Inoltre, sarà necessario procedere al reclutamento di altrettanti docenti e personale ata per il pomeriggio poiché non è ipotizzabile che, con l’attuale orario di servizio, il personale possa coprire anche la fascia pomeridiana; a parte il fatto che gli attuali contratti di lavoro non lo consentono, ma poi c’è la difficoltà oggettiva: dopo 4/5 ore di docenza, le energie psicofisiche degli insegnanti sono esaurite, a maggior ragione in uno scenario come quello attuale. Dunque, se il Governo pensa di attivare l’estensione della didattica all’orario pomeridiano, evidentemente medita anche di reclutare, nel giro di qualche settimana, alcune centinaia di migliaia di docenti da destinare a quello che potremmo definire, seguendo la bieca moda dell’inglese a tutti i costi, afternoon recovery dad.
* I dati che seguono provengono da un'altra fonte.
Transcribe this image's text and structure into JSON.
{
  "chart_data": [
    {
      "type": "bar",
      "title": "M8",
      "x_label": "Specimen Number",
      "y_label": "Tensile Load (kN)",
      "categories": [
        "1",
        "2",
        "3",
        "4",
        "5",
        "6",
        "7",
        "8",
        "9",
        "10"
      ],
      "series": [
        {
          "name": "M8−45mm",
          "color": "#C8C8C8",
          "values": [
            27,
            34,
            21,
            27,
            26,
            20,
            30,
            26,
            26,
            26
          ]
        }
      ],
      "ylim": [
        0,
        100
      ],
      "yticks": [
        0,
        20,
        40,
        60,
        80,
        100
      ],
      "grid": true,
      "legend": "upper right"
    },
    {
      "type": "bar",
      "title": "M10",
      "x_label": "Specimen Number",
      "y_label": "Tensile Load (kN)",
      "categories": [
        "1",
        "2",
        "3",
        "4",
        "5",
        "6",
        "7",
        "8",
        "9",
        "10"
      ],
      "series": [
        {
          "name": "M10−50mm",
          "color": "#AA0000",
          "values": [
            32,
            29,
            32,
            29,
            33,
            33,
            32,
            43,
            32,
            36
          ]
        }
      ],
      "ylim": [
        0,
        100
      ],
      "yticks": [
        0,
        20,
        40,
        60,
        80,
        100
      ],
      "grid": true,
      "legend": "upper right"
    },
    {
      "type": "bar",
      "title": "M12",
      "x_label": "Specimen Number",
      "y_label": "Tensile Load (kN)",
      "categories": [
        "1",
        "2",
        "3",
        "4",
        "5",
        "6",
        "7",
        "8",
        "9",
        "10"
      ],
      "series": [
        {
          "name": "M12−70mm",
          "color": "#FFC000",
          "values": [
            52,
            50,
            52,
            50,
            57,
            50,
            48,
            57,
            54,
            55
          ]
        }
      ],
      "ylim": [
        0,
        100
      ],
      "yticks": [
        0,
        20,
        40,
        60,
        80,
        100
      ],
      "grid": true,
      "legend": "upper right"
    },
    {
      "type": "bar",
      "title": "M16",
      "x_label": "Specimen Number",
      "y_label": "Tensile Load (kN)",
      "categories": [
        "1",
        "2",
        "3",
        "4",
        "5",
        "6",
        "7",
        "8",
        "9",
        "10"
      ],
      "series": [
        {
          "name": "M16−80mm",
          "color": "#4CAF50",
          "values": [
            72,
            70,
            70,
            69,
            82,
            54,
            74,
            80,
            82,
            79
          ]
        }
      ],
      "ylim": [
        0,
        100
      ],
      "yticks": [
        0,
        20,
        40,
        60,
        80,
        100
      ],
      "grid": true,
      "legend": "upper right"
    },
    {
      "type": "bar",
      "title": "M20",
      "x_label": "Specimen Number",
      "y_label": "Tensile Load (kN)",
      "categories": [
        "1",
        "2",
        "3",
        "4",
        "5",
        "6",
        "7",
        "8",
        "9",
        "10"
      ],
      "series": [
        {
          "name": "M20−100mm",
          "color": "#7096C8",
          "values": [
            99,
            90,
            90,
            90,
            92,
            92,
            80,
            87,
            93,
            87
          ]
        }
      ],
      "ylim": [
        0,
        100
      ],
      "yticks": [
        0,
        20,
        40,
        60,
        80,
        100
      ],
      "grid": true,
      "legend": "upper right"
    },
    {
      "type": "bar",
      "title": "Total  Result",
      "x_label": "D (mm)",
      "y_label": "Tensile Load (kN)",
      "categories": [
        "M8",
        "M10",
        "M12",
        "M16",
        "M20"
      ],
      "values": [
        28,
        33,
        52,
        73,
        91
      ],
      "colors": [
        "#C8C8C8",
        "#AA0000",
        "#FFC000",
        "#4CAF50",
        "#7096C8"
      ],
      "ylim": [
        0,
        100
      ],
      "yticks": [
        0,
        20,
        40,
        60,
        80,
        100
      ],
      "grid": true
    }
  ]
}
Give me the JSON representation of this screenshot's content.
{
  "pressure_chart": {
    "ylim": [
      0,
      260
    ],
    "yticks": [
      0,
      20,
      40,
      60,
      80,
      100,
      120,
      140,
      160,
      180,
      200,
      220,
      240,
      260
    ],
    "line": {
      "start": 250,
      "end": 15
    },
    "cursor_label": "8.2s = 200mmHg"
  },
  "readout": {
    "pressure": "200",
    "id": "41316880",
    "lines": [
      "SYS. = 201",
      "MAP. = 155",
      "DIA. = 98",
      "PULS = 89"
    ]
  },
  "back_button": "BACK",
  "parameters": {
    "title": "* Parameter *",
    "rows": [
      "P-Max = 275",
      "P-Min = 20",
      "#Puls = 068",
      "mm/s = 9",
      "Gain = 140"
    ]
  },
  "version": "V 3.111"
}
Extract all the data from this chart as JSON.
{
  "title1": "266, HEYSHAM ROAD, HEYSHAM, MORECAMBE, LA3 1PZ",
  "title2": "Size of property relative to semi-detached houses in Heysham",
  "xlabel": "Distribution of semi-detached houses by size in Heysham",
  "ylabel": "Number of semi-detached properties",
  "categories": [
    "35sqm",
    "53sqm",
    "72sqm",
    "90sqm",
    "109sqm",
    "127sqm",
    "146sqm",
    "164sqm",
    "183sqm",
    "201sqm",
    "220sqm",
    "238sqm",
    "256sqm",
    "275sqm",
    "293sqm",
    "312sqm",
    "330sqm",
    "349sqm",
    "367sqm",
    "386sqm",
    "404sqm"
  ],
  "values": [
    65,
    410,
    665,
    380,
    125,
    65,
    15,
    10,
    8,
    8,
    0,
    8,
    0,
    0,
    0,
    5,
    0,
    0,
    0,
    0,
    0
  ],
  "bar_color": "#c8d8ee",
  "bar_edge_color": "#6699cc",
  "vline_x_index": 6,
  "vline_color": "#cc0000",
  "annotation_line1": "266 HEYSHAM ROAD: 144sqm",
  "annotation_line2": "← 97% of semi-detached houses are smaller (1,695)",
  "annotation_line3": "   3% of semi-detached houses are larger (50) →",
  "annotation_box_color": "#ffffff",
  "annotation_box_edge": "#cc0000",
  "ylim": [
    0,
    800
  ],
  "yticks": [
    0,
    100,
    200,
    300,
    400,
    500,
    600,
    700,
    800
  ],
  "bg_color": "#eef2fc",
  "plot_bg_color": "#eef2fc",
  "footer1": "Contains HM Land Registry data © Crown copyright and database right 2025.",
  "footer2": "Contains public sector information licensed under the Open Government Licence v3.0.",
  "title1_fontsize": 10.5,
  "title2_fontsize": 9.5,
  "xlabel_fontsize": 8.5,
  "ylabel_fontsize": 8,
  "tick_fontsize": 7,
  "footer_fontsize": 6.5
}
Per contro, se si ritiene invece di estendere il calendario scolastico ai mesi di giugno e luglio, ossia una extended calendar recovery dad, allora significa che si vogliono finalmente dotare tutte le scuole di quegli impianti di areazione e climatizzazione che in tanti anni non sono stati mai realizzati. Impianti che potrebbero anche essere un’arma molto efficace per evitare la circolazione di batteri e virus in generale, e del corona virus in particolare, nei locali scolastici, preservando così la salute di studenti e lavoratori e facendo anche risparmiare alle casse pubbliche indennità di malattia miliardarie, atteso che gli ambienti affollati, come le scuole, sono veicolo di contagio formidabile per tutti i tipi di malattie infettive, nonostante la ferrea osservanza delle misure precauzionali.
Con queste premesse, è del tutto evidente che, in assenza di tali impianti, risulta impossibile per studenti e personale scolastico rimanere in aula senza boccheggiare o peggio, se vi dovesse essere ancora l’obbligo di portare le mascherine. Quindi, se l’ipotesi fosse questa, anziché criticare il Presidente, bisognerebbe elogiare questa sua determinazione a realizzare questi impianti entro il prossimo mese di giugno, in considerazione del fatto che le temperature, a giugno e luglio, supereranno facilmente trenta e, in alcune parti d’Italia, anche quaranta gradi centigradi.
Quale che sia la soluzione che il Governo adotterà, merita certamente sinceri auguri di buon lavoro.